Going outside is a fantastic way to get vitamin D, relieve stress, and engage in physical activity. By avoiding the sun, you may work and play outdoors without increasing your chance of developing skin cancer.
Too much ultraviolet (UV) light exposure is the primary cause of most skin diseases. It’s essential to shield yourself from UV radiation all year long, not just in the summer. On cloudy and chilly days, UV rays can penetrate your skin and reflect off things like water, cement, sand, and snow.
Take the following safety measures when you go outside:
By finding shade under a tree, umbrella, or shelter, you can lower your risk of skin cancer and UV damage.

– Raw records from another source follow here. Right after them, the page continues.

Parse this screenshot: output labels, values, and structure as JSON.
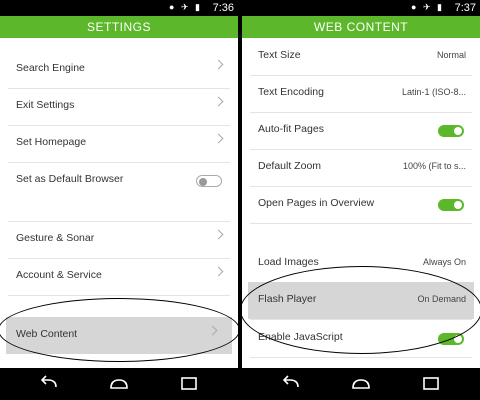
{
  "left": {
    "status": {
      "time": "7:36"
    },
    "title": "SETTINGS",
    "items": [
      {
        "label": "Search Engine"
      },
      {
        "label": "Exit Settings"
      },
      {
        "label": "Set Homepage"
      },
      {
        "label": "Set as Default Browser",
        "toggle": "off"
      },
      {
        "label": "Gesture & Sonar"
      },
      {
        "label": "Account & Service"
      },
      {
        "label": "Web Content",
        "selected": true
      }
    ]
  },
  "right": {
    "status": {
      "time": "7:37"
    },
    "title": "WEB CONTENT",
    "items": [
      {
        "label": "Text Size",
        "value": "Normal"
      },
      {
        "label": "Text Encoding",
        "value": "Latin-1 (ISO-8..."
      },
      {
        "label": "Auto-fit Pages",
        "toggle": "on"
      },
      {
        "label": "Default Zoom",
        "value": "100% (Fit to s..."
      },
      {
        "label": "Open Pages in Overview",
        "toggle": "on"
      },
      {
        "label": "Load Images",
        "value": "Always On"
      },
      {
        "label": "Flash Player",
        "value": "On Demand",
        "selected": true
      },
      {
        "label": "Enable JavaScript",
        "toggle": "on"
      }
    ]
  },
  "colors": {
    "accent": "#5cb82a",
    "highlight": "#d6d6d6"
  },
  "icons": {
    "status": [
      "wifi-icon",
      "airplane-icon",
      "battery-icon"
    ],
    "nav": [
      "back-icon",
      "home-icon",
      "recents-icon"
    ]
  }
}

Before going outside, put on a broad-spectrum sunscreen with an SPF of 30 or higher to block UVA and UVB radiation. Remember to apply a generous layer to any exposed skin. For difficult-to-reach areas like your back, get assistance. Also, keep in mind that sunscreen functions best when paired with other measures.

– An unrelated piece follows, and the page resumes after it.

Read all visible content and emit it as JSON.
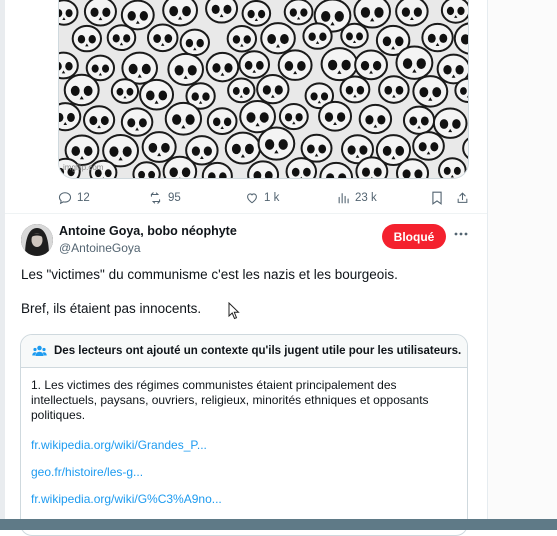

The sun protection factor (SPF), a number that evaluates how efficiently UV rays are blocked by sunscreens, is assigned to each sunscreen. More protection is indicated by higher numbers. A broad-spectrum sunscreen with an SPF of 30 or higher is advised.

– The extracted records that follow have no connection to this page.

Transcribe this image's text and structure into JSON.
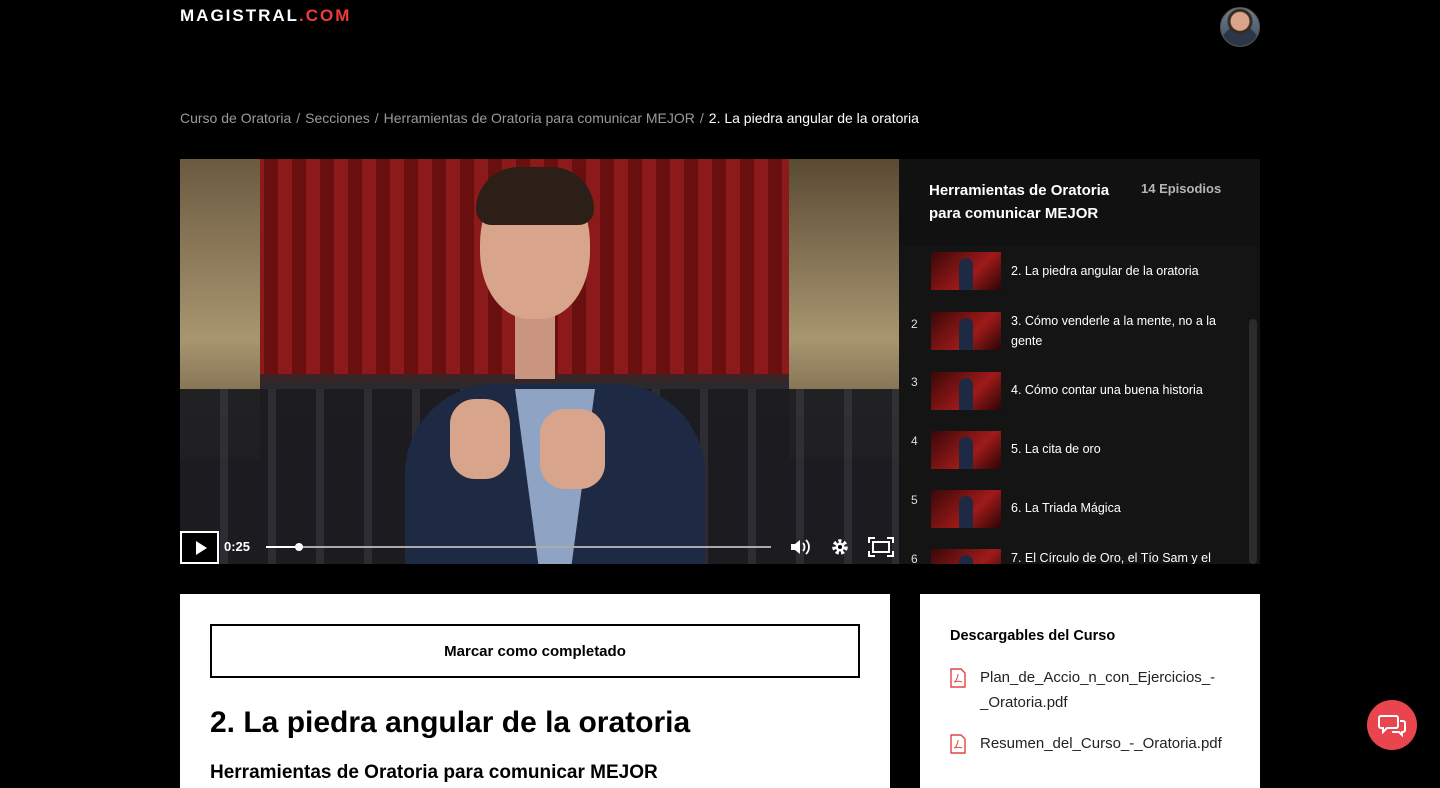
{
  "brand": {
    "logo_main": "MAGISTRAL",
    "logo_suffix": ".COM"
  },
  "breadcrumb": {
    "items": [
      "Curso de Oratoria",
      "Secciones",
      "Herramientas de Oratoria para comunicar MEJOR"
    ],
    "separator": "/",
    "current": "2. La piedra angular de la oratoria"
  },
  "player": {
    "time": "0:25",
    "progress": 0.065
  },
  "playlist": {
    "title": "Herramientas de Oratoria para comunicar MEJOR",
    "count": "14 Episodios",
    "episodes": [
      {
        "num": "",
        "title": "2. La piedra angular de la oratoria"
      },
      {
        "num": "2",
        "title": "3. Cómo venderle a la mente, no a la gente"
      },
      {
        "num": "3",
        "title": "4. Cómo contar una buena historia"
      },
      {
        "num": "4",
        "title": "5. La cita de oro"
      },
      {
        "num": "5",
        "title": "6. La Triada Mágica"
      },
      {
        "num": "6",
        "title": "7. El Círculo de Oro, el Tío Sam y el"
      }
    ]
  },
  "lesson": {
    "complete_label": "Marcar como completado",
    "title": "2. La piedra angular de la oratoria",
    "section": "Herramientas de Oratoria para comunicar MEJOR"
  },
  "downloads": {
    "title": "Descargables del Curso",
    "files": [
      "Plan_de_Accio_n_con_Ejercicios_-_Oratoria.pdf",
      "Resumen_del_Curso_-_Oratoria.pdf"
    ]
  },
  "colors": {
    "accent": "#ef3b3b",
    "chat": "#e9454f",
    "background": "#000000"
  },
  "icons": {
    "play": "play-icon",
    "volume": "volume-icon",
    "settings": "gear-icon",
    "fullscreen": "fullscreen-icon",
    "pdf": "pdf-file-icon",
    "chat": "chat-bubbles-icon"
  }
}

Sunscreen wears off. If you spend more than two hours in the sun, go swimming, perspire, or towel off, put it back on.
Sunglasses shield your eyes from UV rays and lessen your chance of developing cataracts. Additionally, they shield the delicate skin surrounding your eyes from the sun’s rays.
For optimum protection, wear tightly woven, dark-colored, long-sleeved shirts and pants. Certain types of fibers also provide more protection than others. Unbleached cotton absorbs UV rays, while polyester and silk with a high sheen reflect UV radiation.
Wear a hat that covers your face, ears, and the back of your neck and has a wide brim all the way around for maximum protection. The ideal material to shield your skin from UV rays is one that is densely woven, like canvas. Avoid wearing straw hats with sun-seeking holes. A hat that is darker might provide additional UV protection.